Judgment after retirement | Supreme Court criticises former Madras High Court judge T. Mathivanan

Retaining a case bundle for a period of five months after demitting office is an act of gross impropriety on the part of the learned judge, the Supreme Court said

February 20, 2024 03:31 pm | Updated 07:11 pm IST - CHENNAI

Justice T. Mathivanan, former judge, Madras High Court

Justice T. Mathivanan, former judge, Madras High Court | Photo Credit: KUMAR SS

Madras High Court former judge T. Mathivanan has come to the adverse notice of the Supreme Court for having pronounced only a single-line order in open court in a criminal case and then releasing a detailed judgment running to 114 pages nearly five months after his retirement from service.

Justices Abhay S. Oka and Ujjal Bhuyan of the apex court wrote: “According to us, retaining the file of a case for a period of five months after demitting the office is an act of gross impropriety on the part of the learned judge. We cannot countenance what has been done in this case.”

The observations were made while allowing an appeal preferred by the Central Bureau of Investigation (CBI) against the orders passed by Justice Mathivanan who had quashed a charge-sheet filed by the investigating agency against businessman Naresh Prasad Agarwal of Chennai in a ₹113 crore cheating case.

By the same order dated April 17, 2017, the judge had also discharged the businessman’s son N. Ganesh Agarwal from the cheating case. However, on appeal, the CBI told the Supreme Court that the High Court judge had pronounced only a single-line order on April 17, 2017 declaring the operative part. Thereafter, the judge demitted office on May 26, 2017 and a detailed judgement running to 114 pages was made available only on October 23, 2017. Expressing surprise over how a retired judge could retain the case bundle for so long, the apex court said, the fact regarding the delay remained undisputed.
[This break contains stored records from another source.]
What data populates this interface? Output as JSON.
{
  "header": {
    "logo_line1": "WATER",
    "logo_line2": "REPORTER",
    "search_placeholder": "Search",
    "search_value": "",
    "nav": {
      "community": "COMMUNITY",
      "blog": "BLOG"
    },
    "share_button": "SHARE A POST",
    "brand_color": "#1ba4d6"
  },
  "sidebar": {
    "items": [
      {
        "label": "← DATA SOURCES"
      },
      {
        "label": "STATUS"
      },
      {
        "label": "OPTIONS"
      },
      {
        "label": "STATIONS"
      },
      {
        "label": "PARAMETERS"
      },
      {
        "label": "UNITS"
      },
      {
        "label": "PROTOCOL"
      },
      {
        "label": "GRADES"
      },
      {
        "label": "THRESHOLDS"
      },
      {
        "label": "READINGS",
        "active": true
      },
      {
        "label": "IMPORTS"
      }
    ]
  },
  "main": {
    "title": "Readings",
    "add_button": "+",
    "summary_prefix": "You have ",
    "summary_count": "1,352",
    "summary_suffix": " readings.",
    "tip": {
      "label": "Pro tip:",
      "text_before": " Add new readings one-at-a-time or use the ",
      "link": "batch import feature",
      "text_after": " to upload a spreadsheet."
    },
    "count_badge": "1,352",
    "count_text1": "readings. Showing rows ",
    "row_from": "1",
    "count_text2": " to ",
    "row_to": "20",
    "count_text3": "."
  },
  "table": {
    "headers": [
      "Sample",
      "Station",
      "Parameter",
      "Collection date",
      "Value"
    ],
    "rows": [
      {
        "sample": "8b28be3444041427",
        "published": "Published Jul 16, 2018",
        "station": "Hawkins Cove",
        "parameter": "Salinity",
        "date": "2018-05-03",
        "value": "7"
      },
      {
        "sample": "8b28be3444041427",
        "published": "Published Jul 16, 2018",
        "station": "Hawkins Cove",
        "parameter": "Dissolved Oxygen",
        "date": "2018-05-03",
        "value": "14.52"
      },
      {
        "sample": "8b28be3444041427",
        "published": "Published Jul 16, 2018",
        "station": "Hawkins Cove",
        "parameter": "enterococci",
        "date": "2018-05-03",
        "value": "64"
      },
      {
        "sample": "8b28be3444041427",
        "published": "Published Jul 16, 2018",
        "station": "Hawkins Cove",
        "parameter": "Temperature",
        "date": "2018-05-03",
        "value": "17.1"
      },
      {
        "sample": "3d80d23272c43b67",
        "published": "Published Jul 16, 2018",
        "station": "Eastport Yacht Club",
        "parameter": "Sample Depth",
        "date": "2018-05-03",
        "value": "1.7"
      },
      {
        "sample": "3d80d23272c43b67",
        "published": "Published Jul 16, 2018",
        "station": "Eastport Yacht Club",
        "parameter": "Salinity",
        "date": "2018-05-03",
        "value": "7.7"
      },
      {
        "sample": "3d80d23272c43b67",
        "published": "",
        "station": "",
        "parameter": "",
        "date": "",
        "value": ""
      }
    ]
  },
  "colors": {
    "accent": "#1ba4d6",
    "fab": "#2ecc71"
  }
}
Since the operative portion was pronounced on April 17, 2017 and the judge retired from service on May 26, 2017, the Supreme Court felt that the detailed judgement could have been released in the interregnum period of three weeks instead of taking five months after retirement to pronounce the orders.

“Thus, it is obvious that even after the learned Judge demitted the office, he assigned reasons and made the judgment ready,” the Bench led by Justice Oka said and set aside Justice Mathivanan’s orders. The Bench also remanded the plea of the two accused in the cheating case to the High Court for a fresh consideration.

“Lord Hewart said hundred years back that ‘justice must not only be done, but must also be seen to be done.’ What has been done in this case is contrary to what Lord Hewart said. We cannot support such acts of impropriety,” the Supreme Court added.

CBI probe

Incidentally, in July 2018, Justice G. Jayachandran of the Madras High Court had ordered a CBI probe into a complaint of several case bundles having gone missing from the residence of Mr. Mathivanan.

 “It is alarming to note that case bundles have disappeared from the radar like missing vessels in the Bermuda Triangle... This court is worried about the missing case records from this chartered High Court which is also a court of record (a court whose proceedings are recorded and available as evidence of fact),” the judge had said while directing the CBI to get to the bottom of the matter.

He had further observed that “reconstruction of missing records may be a solution (to the problem of missing case bundles) but the fact that a hundred case bundles have not returned from the residence of the retired judge cannot be ignored.”